3 left in the dispenser
bob_000000000065D2C0 is chewing on a candy.
alice_0000000000659D60 pops a candy from the dispenser.
2 left in the dispenser
alice_0000000000659D60 is chewing on a candy.
dwayne_0000000000663D80 pops a candy from the dispenser.
1 left in the dispenser
dwayne_0000000000663D80 is chewing on a candy.
clair_0000000000660820 pops a candy from the dispenser.
0 left in the dispenser
clair_0000000000660820 is chewing on a candy.
No more candy! bob_000000000065D2C0 runs out to play.
No more candy! alice_0000000000659D60 runs out to play.
No more candy! dwayne_0000000000663D80 runs out to play.
No more candy! clair_0000000000660820 runs out to play.

real 0m5.012s
user 0m0.002s
sys 0m0.001s

There you have it. With 4 children attacking our Pez dispenser it takes a mere 5 seconds to empty it. Obviously the performance gains are normally not as linear as in this simple example where chewing each candy amounts to no more than a simple delay 1.0 statement. The performance gained from adding concurrency to a program depends on a lot of different factors.
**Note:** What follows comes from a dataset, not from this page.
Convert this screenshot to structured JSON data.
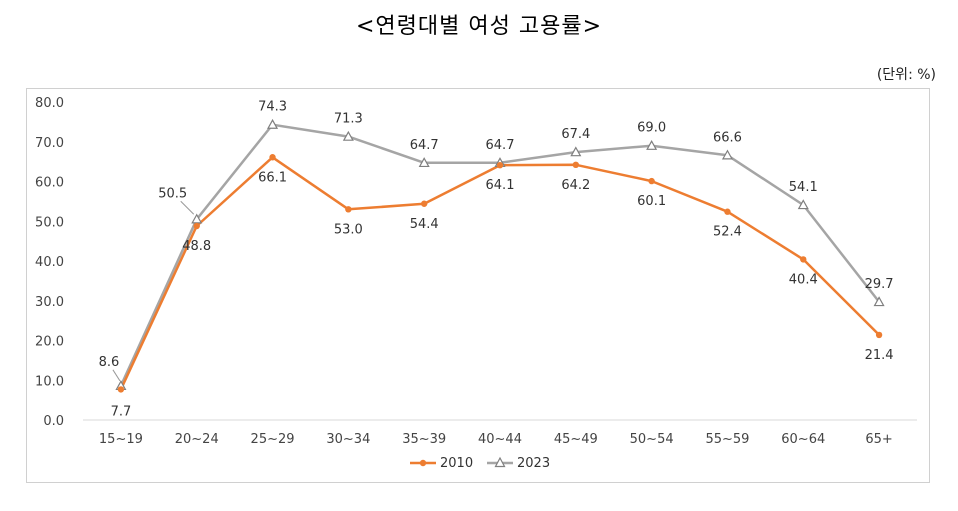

The important point to get across is that adding concurrency to a program doesn't have to be complicated. Adding concurrency to an Ada program is very simple, and the model for doing it is easy, both to understand and to work with. When you're using Ada there's simply no excuse for not adding concurrency to your program where it will benefit from it.

There is of course a whole lot more to Ada and concurrent programming than shown here. This little example has barely scratched the surface. A good place to start is the Ada Programming Wikibook.

You can grab the code for these examples at github.com/ThomasLocke/Pez_Dispenser.

Finally a big thank you goes out to my good friend Dwight Scott Miller for helping me weed out the worst parts of my Danish-ified English. I really appreciate it.